Gaspé, Quebec: History, Things to Do and Travel Guide
Gaspé is a bayfront city in Quebec’s Gaspésie region, at the eastern end of the Gaspé Peninsula where mountains, harbour water, fishing history and long coastal roads meet. Its strongest travel anchors are Berceau du Canada, the Musée de la Gaspésie, Gaspé Bay and Forillon National Park.
The city is spread across a large coastal territory, so a visit feels different from a compact downtown stop. Plan time for the waterfront core, then choose beaches, museum time, park trails or harbour viewpoints based on weather and distance.
How Gaspé Started
Gaspé’s name and identity are tied to the end of the peninsula and to the long presence of Mi’gmaq people in the region. The MRC de La Côte-de-Gaspé notes the city’s diverse origins, including members of the Nation Mi’gmaq de Gespeg, British, Irish and French descendants, and describes Gaspé as the “berceau du Canada.”
The event most visitors encounter first is Jacques Cartier’s 1534 landing in the bay. Destination Gaspé identifies the Berceau du Canada site as the place where Cartier dropped anchor, a story now interpreted through heritage buildings, guided visits, exhibitions, waterfront programming and outdoor interpretation.
Gaspé also grew through the sea. Cod fishing, wharves, general stores, war history, maritime work and coastal trade all appear in local interpretation. The Musée de la Gaspésie presents that broader regional story, including Mi’gmaq life, the cod fishery, schooners, maritime routes and the people who shaped the peninsula.
Modern Gaspé became a city with a large municipal footprint, incorporating several coastal sectors and inland approaches. That geography helps explain why the city feels like both a service centre and a peninsula landscape.
What Gaspé Is Like Today
Gaspé has about 15,063 residents and serves as a major administrative, service and travel centre for the eastern Gaspé Peninsula. The municipality covers a vast area, with villages, beaches, rivers, headlands and parts of Forillon National Park within its reach.
The waterfront core has civic buildings, restaurants, shops, the museum, Berceau du Canada and harbour views. It is the easiest place to start because it gives visitors local history before they head farther out along Route 132 or into Forillon.
The city is strongly seasonal but active year-round. Summer brings touring traffic, cruise visitors, camping, museum programming, park trails and beach days. Spring and fall can be excellent for quieter coastal travel, though hours and services change. Winter travel is more local and weather-dependent.

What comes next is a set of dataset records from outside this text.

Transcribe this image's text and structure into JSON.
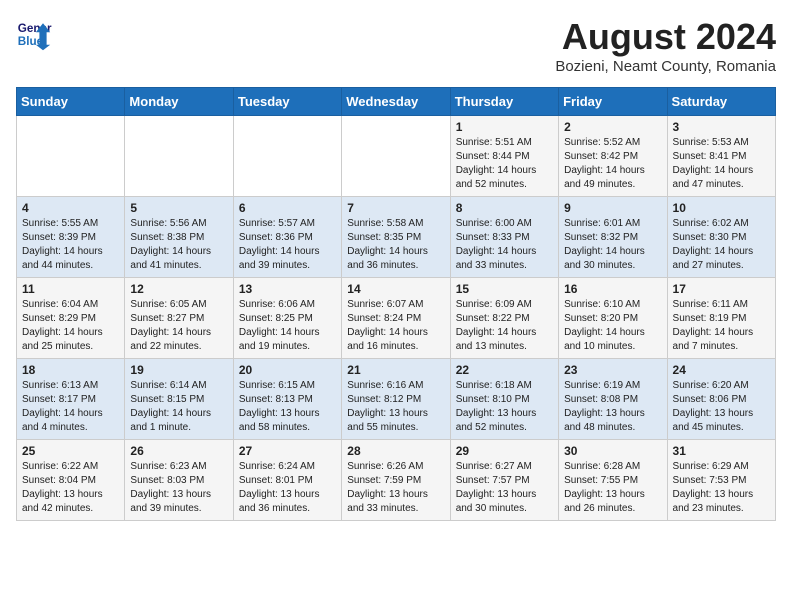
{
  "header": {
    "logo_line1": "General",
    "logo_line2": "Blue",
    "month_year": "August 2024",
    "location": "Bozieni, Neamt County, Romania"
  },
  "weekdays": [
    "Sunday",
    "Monday",
    "Tuesday",
    "Wednesday",
    "Thursday",
    "Friday",
    "Saturday"
  ],
  "weeks": [
    [
      {
        "day": "",
        "info": ""
      },
      {
        "day": "",
        "info": ""
      },
      {
        "day": "",
        "info": ""
      },
      {
        "day": "",
        "info": ""
      },
      {
        "day": "1",
        "info": "Sunrise: 5:51 AM\nSunset: 8:44 PM\nDaylight: 14 hours\nand 52 minutes."
      },
      {
        "day": "2",
        "info": "Sunrise: 5:52 AM\nSunset: 8:42 PM\nDaylight: 14 hours\nand 49 minutes."
      },
      {
        "day": "3",
        "info": "Sunrise: 5:53 AM\nSunset: 8:41 PM\nDaylight: 14 hours\nand 47 minutes."
      }
    ],
    [
      {
        "day": "4",
        "info": "Sunrise: 5:55 AM\nSunset: 8:39 PM\nDaylight: 14 hours\nand 44 minutes."
      },
      {
        "day": "5",
        "info": "Sunrise: 5:56 AM\nSunset: 8:38 PM\nDaylight: 14 hours\nand 41 minutes."
      },
      {
        "day": "6",
        "info": "Sunrise: 5:57 AM\nSunset: 8:36 PM\nDaylight: 14 hours\nand 39 minutes."
      },
      {
        "day": "7",
        "info": "Sunrise: 5:58 AM\nSunset: 8:35 PM\nDaylight: 14 hours\nand 36 minutes."
      },
      {
        "day": "8",
        "info": "Sunrise: 6:00 AM\nSunset: 8:33 PM\nDaylight: 14 hours\nand 33 minutes."
      },
      {
        "day": "9",
        "info": "Sunrise: 6:01 AM\nSunset: 8:32 PM\nDaylight: 14 hours\nand 30 minutes."
      },
      {
        "day": "10",
        "info": "Sunrise: 6:02 AM\nSunset: 8:30 PM\nDaylight: 14 hours\nand 27 minutes."
      }
    ],
    [
      {
        "day": "11",
        "info": "Sunrise: 6:04 AM\nSunset: 8:29 PM\nDaylight: 14 hours\nand 25 minutes."
      },
      {
        "day": "12",
        "info": "Sunrise: 6:05 AM\nSunset: 8:27 PM\nDaylight: 14 hours\nand 22 minutes."
      },
      {
        "day": "13",
        "info": "Sunrise: 6:06 AM\nSunset: 8:25 PM\nDaylight: 14 hours\nand 19 minutes."
      },
      {
        "day": "14",
        "info": "Sunrise: 6:07 AM\nSunset: 8:24 PM\nDaylight: 14 hours\nand 16 minutes."
      },
      {
        "day": "15",
        "info": "Sunrise: 6:09 AM\nSunset: 8:22 PM\nDaylight: 14 hours\nand 13 minutes."
      },
      {
        "day": "16",
        "info": "Sunrise: 6:10 AM\nSunset: 8:20 PM\nDaylight: 14 hours\nand 10 minutes."
      },
      {
        "day": "17",
        "info": "Sunrise: 6:11 AM\nSunset: 8:19 PM\nDaylight: 14 hours\nand 7 minutes."
      }
    ],
    [
      {
        "day": "18",
        "info": "Sunrise: 6:13 AM\nSunset: 8:17 PM\nDaylight: 14 hours\nand 4 minutes."
      },
      {
        "day": "19",
        "info": "Sunrise: 6:14 AM\nSunset: 8:15 PM\nDaylight: 14 hours\nand 1 minute."
      },
      {
        "day": "20",
        "info": "Sunrise: 6:15 AM\nSunset: 8:13 PM\nDaylight: 13 hours\nand 58 minutes."
      },
      {
        "day": "21",
        "info": "Sunrise: 6:16 AM\nSunset: 8:12 PM\nDaylight: 13 hours\nand 55 minutes."
      },
      {
        "day": "22",
        "info": "Sunrise: 6:18 AM\nSunset: 8:10 PM\nDaylight: 13 hours\nand 52 minutes."
      },
      {
        "day": "23",
        "info": "Sunrise: 6:19 AM\nSunset: 8:08 PM\nDaylight: 13 hours\nand 48 minutes."
      },
      {
        "day": "24",
        "info": "Sunrise: 6:20 AM\nSunset: 8:06 PM\nDaylight: 13 hours\nand 45 minutes."
      }
    ],
    [
      {
        "day": "25",
        "info": "Sunrise: 6:22 AM\nSunset: 8:04 PM\nDaylight: 13 hours\nand 42 minutes."
      },
      {
        "day": "26",
        "info": "Sunrise: 6:23 AM\nSunset: 8:03 PM\nDaylight: 13 hours\nand 39 minutes."
      },
      {
        "day": "27",
        "info": "Sunrise: 6:24 AM\nSunset: 8:01 PM\nDaylight: 13 hours\nand 36 minutes."
      },
      {
        "day": "28",
        "info": "Sunrise: 6:26 AM\nSunset: 7:59 PM\nDaylight: 13 hours\nand 33 minutes."
      },
      {
        "day": "29",
        "info": "Sunrise: 6:27 AM\nSunset: 7:57 PM\nDaylight: 13 hours\nand 30 minutes."
      },
      {
        "day": "30",
        "info": "Sunrise: 6:28 AM\nSunset: 7:55 PM\nDaylight: 13 hours\nand 26 minutes."
      },
      {
        "day": "31",
        "info": "Sunrise: 6:29 AM\nSunset: 7:53 PM\nDaylight: 13 hours\nand 23 minutes."
      }
    ]
  ]
}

Gaspé’s scale is important. A traveller who thinks of it as one small downtown will underestimate distances. A traveller who treats it only as a gateway to Forillon will miss the museum, heritage site, bayfront and local services that explain why the city became the peninsula’s eastern hub.
Things to Do and Places Nearby
Begin at Berceau du Canada in the downtown waterfront area. The site interprets Gaspé’s early colonial history and its working waterfront through reconstructed heritage settings, guided visits, exhibitions, a printing workshop, event programming and bay views.
Visit the Musée de la Gaspésie for the deeper regional story. Its exhibitions connect the peninsula’s maritime history, cod fishing, Gaspésienne no. 20, the Jacques Cartier monument and local culture. It is a practical first or second stop because it gives context for the roads, coves and settlements visitors will see afterward.
Walk the harbour area and leave time for simple bayfront stops. Gaspé rewards unhurried travel: weather, tide, wind and light can change the feel of the waterfront quickly. Local restaurants and shops are concentrated enough to make the downtown core useful before longer drives.
Forillon National Park is the major outdoor anchor. Parks Canada identifies it at the northeast tip of the Gaspé Peninsula, with coastal landscapes, trails, beaches, wildlife viewing and heritage places. Check trail conditions and distances before setting out, because the park is large and not a quick add-on if you are short on time.
Beach and village sectors such as Haldimand, Cap-des-Rosiers and Douglastown can help shape a longer stay. Use them to understand Gaspé as a coastal municipality with several public-facing sectors, beaches, harbour views and road rhythms.
Quick Facts
- Province: Quebec
- Region: Gaspésie
- Municipality type: City
- 2021 census population: 15,063
- Official website: Ville de Gaspé
- Main travel areas: Berceau du Canada, Musée de la Gaspésie, Gaspé Bay, downtown waterfront, Haldimand Beach and Forillon National Park
- Key routes: Route 132, Route 198, Michel-Pouliot Gaspé Airport access, local coastal roads and Forillon park roads
Travel Notes
Gaspé is a driving destination. Distances between the downtown, beaches, Forillon sectors and outlying communities are longer than they may look on a map. Reserve accommodations early in summer, check museum and heritage-site hours, and watch weather before choosing coastal trails. Fog, wind and rain can change plans quickly, but the city has enough indoor history stops to keep a day grounded. If Forillon is part of the plan, decide which sector matters most before leaving town; a beach stop, a trailhead and a heritage visit can sit far apart on the same coastal day.